2022年卡塔尔世界杯小组赛,英格兰3-0完胜威尔士,将邻居送回家,比分牌冰冷地宣告着实力差距,但绿茵场下涌动的,是远比90分钟比赛更复杂、更绵长的历史暗流,这场比赛从来不只是足球——它是大不列颠岛上持续数百年的身份政治在现代社会的投影,是联合王国内部微妙关系的集中展演。
当我们把目光转向同一时间段的NBA东部决赛,会发现一个有趣的镜像:内马尔在关键时刻接管比赛,用个人英雄主义的表现带领球队前进,这两个看似无关的体育事件,实则揭示了现代体育的双重面孔——既是地缘政治与身份认同的角力场,也是个体超越性展现的舞台。
足球作为政治延续

英格兰与威尔士的足球恩怨,扎根于1282年英格兰国王爱德华一世征服威尔士的漫长历史,1536年《联合法案》在法律上完成了吞并,但威尔士语、凯尔特文化从未消亡,足球场成为这种历史张力的现代容器——当两队相遇,威尔士球迷高唱《父辈的土地》,不仅是为球队助威,更是对独特民族身份的宣示。

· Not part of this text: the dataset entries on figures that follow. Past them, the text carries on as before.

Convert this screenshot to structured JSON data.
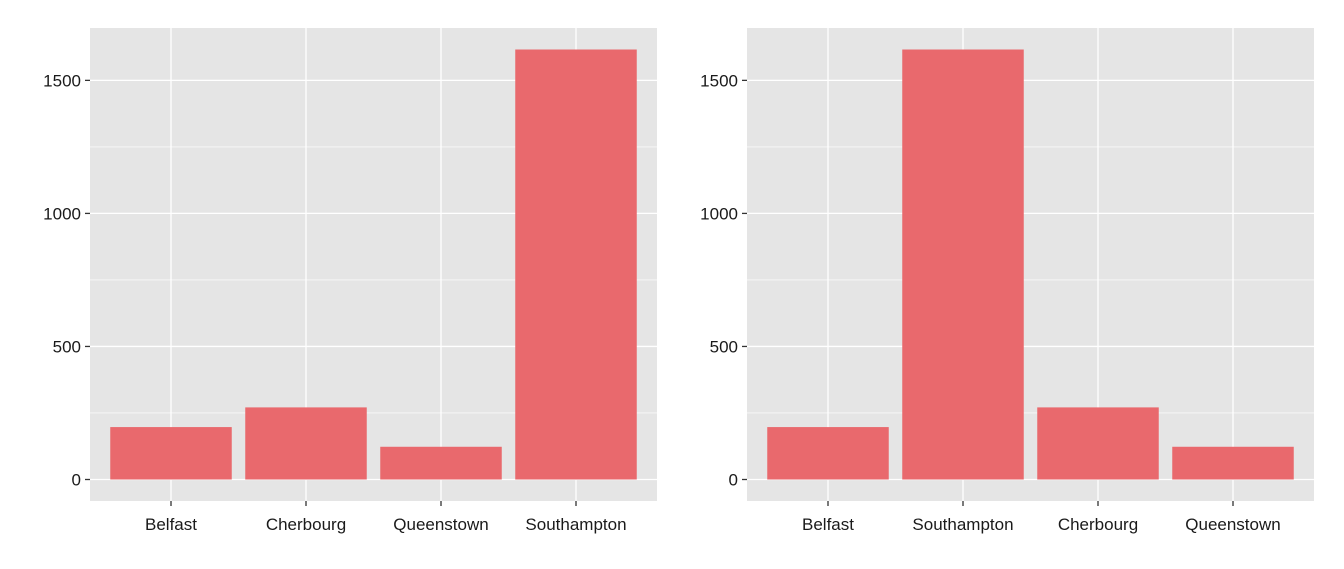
{
  "chart_data": [
    {
      "type": "bar",
      "categories": [
        "Belfast",
        "Cherbourg",
        "Queenstown",
        "Southampton"
      ],
      "values": [
        197,
        271,
        123,
        1616
      ],
      "y_ticks": [
        "0",
        "500",
        "1000",
        "1500"
      ],
      "ylim": [
        0,
        1616
      ],
      "grid": true,
      "bar_color": "#E9696D",
      "panel_background": "#E5E5E5",
      "title": "",
      "xlabel": "",
      "ylabel": ""
    },
    {
      "type": "bar",
      "categories": [
        "Belfast",
        "Southampton",
        "Cherbourg",
        "Queenstown"
      ],
      "values": [
        197,
        1616,
        271,
        123
      ],
      "y_ticks": [
        "0",
        "500",
        "1000",
        "1500"
      ],
      "ylim": [
        0,
        1616
      ],
      "grid": true,
      "bar_color": "#E9696D",
      "panel_background": "#E5E5E5",
      "title": "",
      "xlabel": "",
      "ylabel": ""
    }
  ]
}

这种体育与政治的纠缠并非孤例,巴塞罗那与皇家马德里的“国家德比”承载着加泰罗尼亚与中央政府的复杂关系;塞尔维亚与克罗地亚的比赛则弥漫着前南斯拉夫解体的历史硝烟,体育场馆成为没有硝烟的战场,比分成为身份政治的临时计分牌。
个体英雄的现代神话
与这种集体身份的表达并行的,是体育作为个体英雄主义展演场的功能,内马尔在东部决赛关键时刻的接管,完美诠释了这一点,在比赛最焦灼的时刻,他凭借超凡的个人能力打破平衡,这种“神兵天降”的叙事满足了人类对英雄的古老渴望。

现代体育明星已成为全球化的图腾,内马尔来自巴西贫民窟的逆袭,梅西身材矮小却征服世界的传奇,都是超越国界的现代神话,他们代表的不再是某个民族或国家,而是人类突破自身极限的可能性,这种个体叙事与足球比赛中的集体身份政治形成了有趣的对立统一。
统一与分裂的双重奏
体育的这种双重性——既强化集体身份边界,又提供个体超越边界的机会——正是其当代魅力的核心,英格兰淘汰威尔士的比赛结束后,社交媒体上同时出现了两种声音:一种是威尔士球迷的“我们虽败犹荣,我们仍是威尔士人”;另一种是全球球迷对贝林厄姆、拉什福德精彩表现的纯粹欣赏。
这种分裂恰是现代人类处境的隐喻,全球化让文化交融前所未有,英超联赛中各国球员并肩作战已成常态;地方主义、民族主义也在全球范围内回潮,体育场成为这种张力最直观的展现场所——球员在俱乐部是队友,在国家队却成为对手;球迷可以为俱乐部的国外球星欢呼,却对国家队的同一球员报以嘘声。
体育作为和解的可能
体育的真正力量或许不在于强化分歧,而在于提供和解的仪式性空间,2016年欧洲杯,威尔士历史性闯入四强时,部分英格兰球迷也为其欢呼,体育竞争可以激烈,但赛后交换球衣、相互拥抱的场景,暗示着对抗之外的理解可能。
当内马尔用华丽的脚法征服观众时,人们的欢呼超越了国籍;当威尔士老将贝尔含泪离场时,英格兰球迷送上的掌声超越了胜负,在这些瞬间,体育短暂地悬置了政治,让人回归到对卓越、拼搏与尊严的共同欣赏。
英格兰与威尔士的比赛已经结束,内马尔的赛季也已成为历史,但体育作为现代仪式,仍在不断上演着集体记忆与个体辉煌的双重叙事,它像一面多棱镜,折射出人类对归属感的渴望与对超越的追求,或许,正是在这种集体欢呼与个体惊叹的交织中,我们才能最真切地感受到——无论科技如何进步,人类依然需要围坐在一起,为某种值得敬畏的事物共同屏息、共同欢呼。
那片绿茵场既是战场,也是舞台;既划分“我们”与“他们”,也展示着“人”可以何等卓越,而这,可能就是体育永恒的悖论与魅力。